Break-Even Calculator — South Africa

Calculate your break-even point in units and revenue. Find your contribution margin and margin of safety.

Last updated: May 2026

R

Rent, salaries, insurance, subscriptions — costs that don't change with sales volume.

R

Materials, packaging, commissions — per unit sold.

R

The price you charge customers (incl. VAT if applicable).

Calculates the minimum sales volume and revenue your business needs to cover all costs — the point where you are neither making a profit nor a loss. Enter your fixed costs, variable cost per unit, and selling price per unit. The calculator shows your break-even in units, rand revenue, and your current margin of safety if you enter an actual sales figure.

Key inputs explained

Fixed costs
Costs that do not change with sales volume — rent, salaries, insurance, subscriptions, loan repayments. These must be covered regardless of how much you sell.
Variable cost per unit
The direct cost to produce or deliver one unit — materials, packaging, direct labour, commissions. This scales proportionally with sales.
Selling price per unit
The price you charge per unit sold, excluding VAT if you are VAT-registered.

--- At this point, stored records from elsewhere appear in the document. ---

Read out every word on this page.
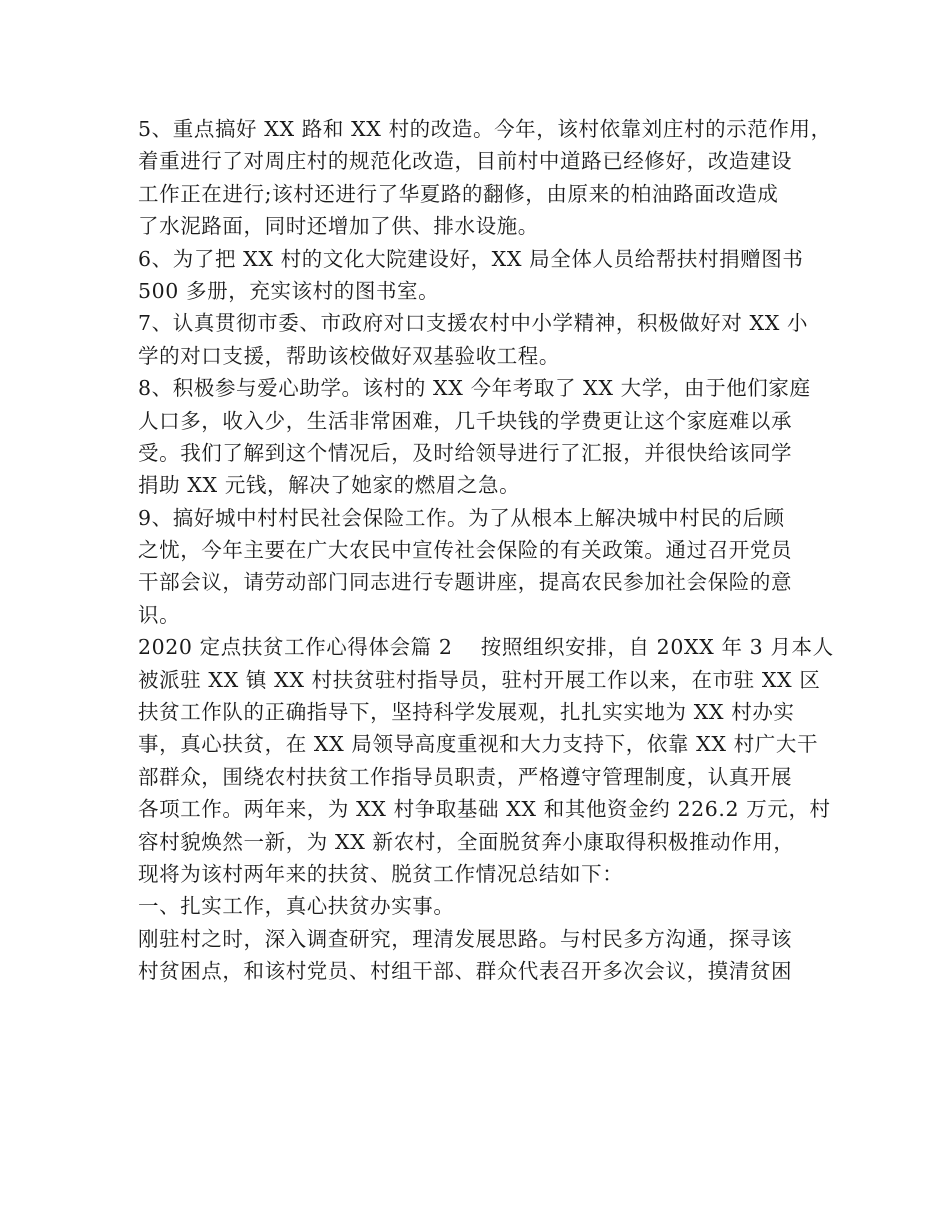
5、重点搞好 XX 路和 XX 村的改造。今年，该村依靠刘庄村的示范作用，
着重进行了对周庄村的规范化改造，目前村中道路已经修好，改造建设
工作正在进行;该村还进行了华夏路的翻修，由原来的柏油路面改造成
了水泥路面，同时还增加了供、排水设施。
6、为了把 XX 村的文化大院建设好，XX 局全体人员给帮扶村捐赠图书
500 多册，充实该村的图书室。
7、认真贯彻市委、市政府对口支援农村中小学精神，积极做好对 XX 小
学的对口支援，帮助该校做好双基验收工程。
8、积极参与爱心助学。该村的 XX 今年考取了 XX 大学，由于他们家庭
人口多，收入少，生活非常困难，几千块钱的学费更让这个家庭难以承
受。我们了解到这个情况后，及时给领导进行了汇报，并很快给该同学
捐助 XX 元钱，解决了她家的燃眉之急。
9、搞好城中村村民社会保险工作。为了从根本上解决城中村民的后顾
之忧，今年主要在广大农民中宣传社会保险的有关政策。通过召开党员
干部会议，请劳动部门同志进行专题讲座，提高农民参加社会保险的意
识。
2020 定点扶贫工作心得体会篇 2　 按照组织安排，自 20XX 年 3 月本人
被派驻 XX 镇 XX 村扶贫驻村指导员，驻村开展工作以来，在市驻 XX 区
扶贫工作队的正确指导下，坚持科学发展观，扎扎实实地为 XX 村办实
事，真心扶贫，在 XX 局领导高度重视和大力支持下，依靠 XX 村广大干
部群众，围绕农村扶贫工作指导员职责，严格遵守管理制度，认真开展
各项工作。两年来，为 XX 村争取基础 XX 和其他资金约 226.2 万元，村
容村貌焕然一新，为 XX 新农村，全面脱贫奔小康取得积极推动作用，
现将为该村两年来的扶贫、脱贫工作情况总结如下：
一、扎实工作，真心扶贫办实事。
刚驻村之时，深入调查研究，理清发展思路。与村民多方沟通，探寻该
村贫困点，和该村党员、村组干部、群众代表召开多次会议，摸清贫困
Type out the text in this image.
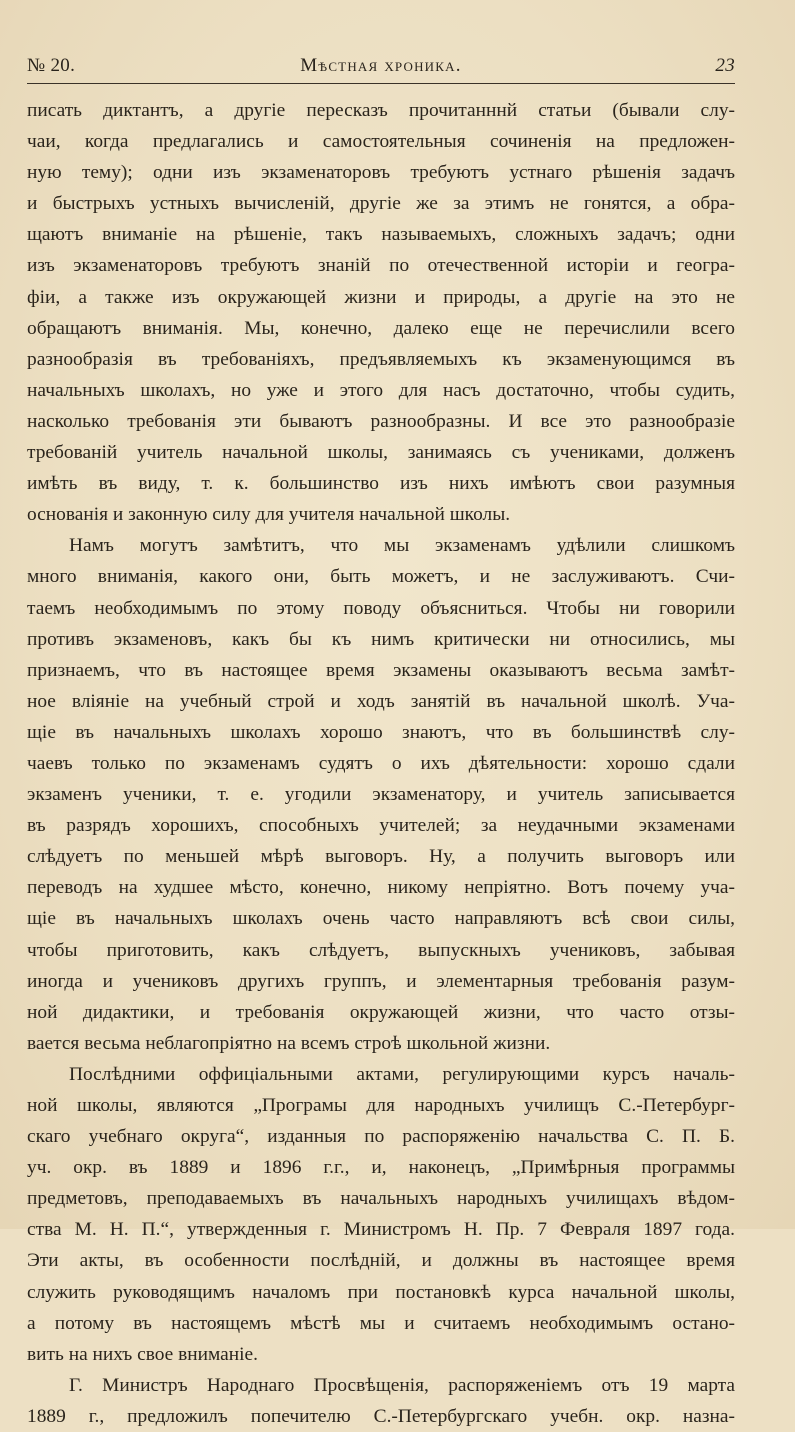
№ 20.	Мѣстная хроника.	23
писать диктантъ, а другіе пересказъ прочитанннй статьи (бывали слу-
чаи, когда предлагались и самостоятельныя сочиненія на предложен-
ную тему); одни изъ экзаменаторовъ требуютъ устнаго рѣшенія задачъ
и быстрыхъ устныхъ вычисленій, другіе же за этимъ не гонятся, а обра-
щаютъ вниманіе на рѣшеніе, такъ называемыхъ, сложныхъ задачъ; одни
изъ экзаменаторовъ требуютъ знаній по отечественной исторіи и геогра-
фіи, а также изъ окружающей жизни и природы, а другіе на это не
обращаютъ вниманія. Мы, конечно, далеко еще не перечислили всего
разнообразія въ требованіяхъ, предъявляемыхъ къ экзаменующимся въ
начальныхъ школахъ, но уже и этого для насъ достаточно, чтобы судить,
насколько требованія эти бываютъ разнообразны. И все это разнообразіе
требованій учитель начальной школы, занимаясь съ учениками, долженъ
имѣть въ виду, т. к. большинство изъ нихъ имѣютъ свои разумныя
основанія и законную силу для учителя начальной школы.
Намъ могутъ замѣтитъ, что мы экзаменамъ удѣлили слишкомъ
много вниманія, какого они, быть можетъ, и не заслуживаютъ. Счи-
таемъ необходимымъ по этому поводу объясниться. Чтобы ни говорили
противъ экзаменовъ, какъ бы къ нимъ критически ни относились, мы
признаемъ, что въ настоящее время экзамены оказываютъ весьма замѣт-
ное вліяніе на учебный строй и ходъ занятій въ начальной школѣ. Уча-
щіе въ начальныхъ школахъ хорошо знаютъ, что въ большинствѣ слу-
чаевъ только по экзаменамъ судятъ о ихъ дѣятельности: хорошо сдали
экзаменъ ученики, т. е. угодили экзаменатору, и учитель записывается
въ разрядъ хорошихъ, способныхъ учителей; за неудачными экзаменами
слѣдуетъ по меньшей мѣрѣ выговоръ. Ну, а получить выговоръ или
переводъ на худшее мѣсто, конечно, никому непріятно. Вотъ почему уча-
щіе въ начальныхъ школахъ очень часто направляютъ всѣ свои силы,
чтобы приготовить, какъ слѣдуетъ, выпускныхъ учениковъ, забывая
иногда и учениковъ другихъ группъ, и элементарныя требованія разум-
ной дидактики, и требованія окружающей жизни, что часто отзы-
вается весьма неблагопріятно на всемъ строѣ школьной жизни.
Послѣдними оффиціальными актами, регулирующими курсъ началь-
ной школы, являются „Програмы для народныхъ училищъ С.-Петербург-
скаго учебнаго округа“, изданныя по распоряженію начальства С. П. Б.
уч. окр. въ 1889 и 1896 г.г., и, наконецъ, „Примѣрныя программы
предметовъ, преподаваемыхъ въ начальныхъ народныхъ училищахъ вѣдом-
ства М. Н. П.“, утвержденныя г. Министромъ Н. Пр. 7 Февраля 1897 года.
Эти акты, въ особенности послѣдній, и должны въ настоящее время
служить руководящимъ началомъ при постановкѣ курса начальной школы,
а потому въ настоящемъ мѣстѣ мы и считаемъ необходимымъ остано-
вить на нихъ свое вниманіе.
Г. Министръ Народнаго Просвѣщенія, распоряженіемъ отъ 19 марта
1889 г., предложилъ попечителю С.-Петербургскаго учебн. окр. назна-
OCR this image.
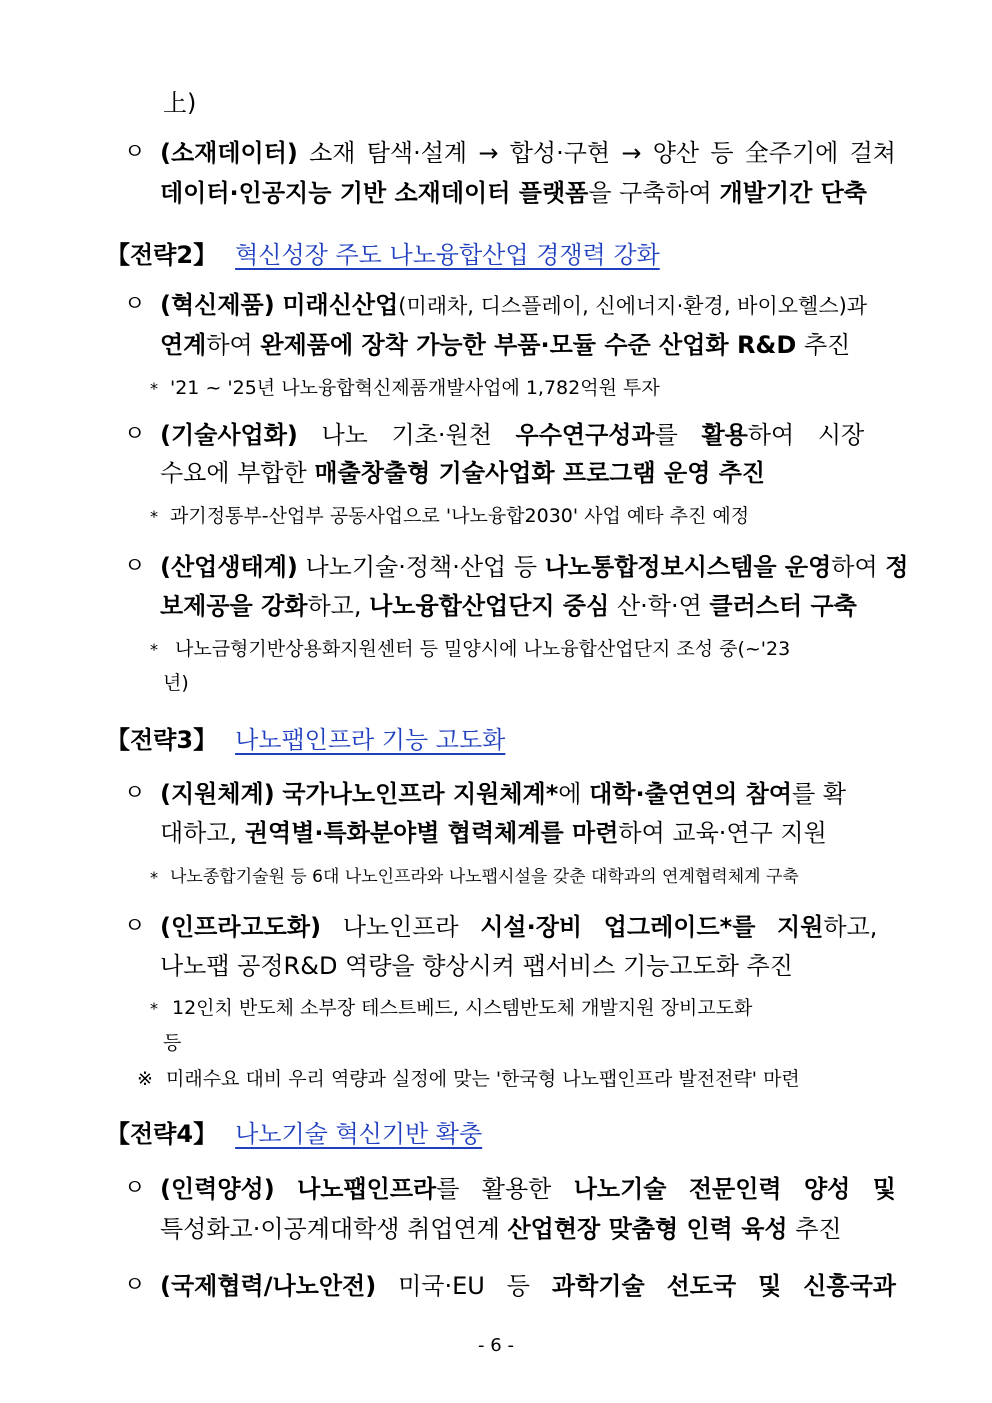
上)
ㅇ (소재데이터) 소재 탐색·설계 → 합성·구현 → 양산 등 全주기에 걸쳐
데이터·인공지능 기반 소재데이터 플랫폼을 구축하여 개발기간 단축
【전략2】 혁신성장 주도 나노융합산업 경쟁력 강화
ㅇ (혁신제품) 미래신산업(미래차, 디스플레이, 신에너지·환경, 바이오헬스)과
연계하여 완제품에 장착 가능한 부품·모듈 수준 산업화 R&D 추진
* '21 ~ '25년 나노융합혁신제품개발사업에 1,782억원 투자
ㅇ (기술사업화) 나노 기초·원천 우수연구성과를 활용하여 시장
수요에 부합한 매출창출형 기술사업화 프로그램 운영 추진
* 과기정통부-산업부 공동사업으로 '나노융합2030' 사업 예타 추진 예정
ㅇ (산업생태계) 나노기술·정책·산업 등 나노통합정보시스템을 운영하여 정
보제공을 강화하고, 나노융합산업단지 중심 산·학·연 클러스터 구축
* 나노금형기반상용화지원센터 등 밀양시에 나노융합산업단지 조성 중(~'23
년)
【전략3】 나노팹인프라 기능 고도화
ㅇ (지원체계) 국가나노인프라 지원체계*에 대학·출연연의 참여를 확
대하고, 권역별·특화분야별 협력체계를 마련하여 교육·연구 지원
* 나노종합기술원 등 6대 나노인프라와 나노팹시설을 갖춘 대학과의 연계협력체계 구축
ㅇ (인프라고도화) 나노인프라 시설·장비 업그레이드*를 지원하고,
나노팹 공정R&D 역량을 향상시켜 팹서비스 기능고도화 추진
* 12인치 반도체 소부장 테스트베드, 시스템반도체 개발지원 장비고도화
등
※ 미래수요 대비 우리 역량과 실정에 맞는 '한국형 나노팹인프라 발전전략' 마련
【전략4】 나노기술 혁신기반 확충
ㅇ (인력양성) 나노팹인프라를 활용한 나노기술 전문인력 양성 및
특성화고·이공계대학생 취업연계 산업현장 맞춤형 인력 육성 추진
ㅇ (국제협력/나노안전) 미국·EU 등 과학기술 선도국 및 신흥국과
- 6 -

Your break-even point shifts every time you change your pricing or cost structure. If you are considering a price increase, even a small one can dramatically lower your break-even volume — which is often more powerful than trying to cut costs. Use this calculator to test both levers before deciding.

Frequently Asked Questions

Break-even analysis identifies the point at which total revenue equals total costs — you are neither making a profit nor a loss. Below break-even you are losing money; above it you are profitable. It is a fundamental planning tool for any business to understand minimum viable sales volume and pricing decisions.

Contribution margin = Selling price per unit minus Variable cost per unit. It represents what each unit sold contributes toward covering fixed costs and eventually generating profit. A higher contribution margin means fewer units need to be sold to break even. Contribution margin as a percentage of selling price is the contribution margin ratio.

The margin of safety is the difference between your actual (or projected) sales and the break-even sales level — expressed in rands or as a percentage. It shows how much sales can fall before you start making a loss. A margin of safety of 20% means sales can decline by 20% before you reach break-even.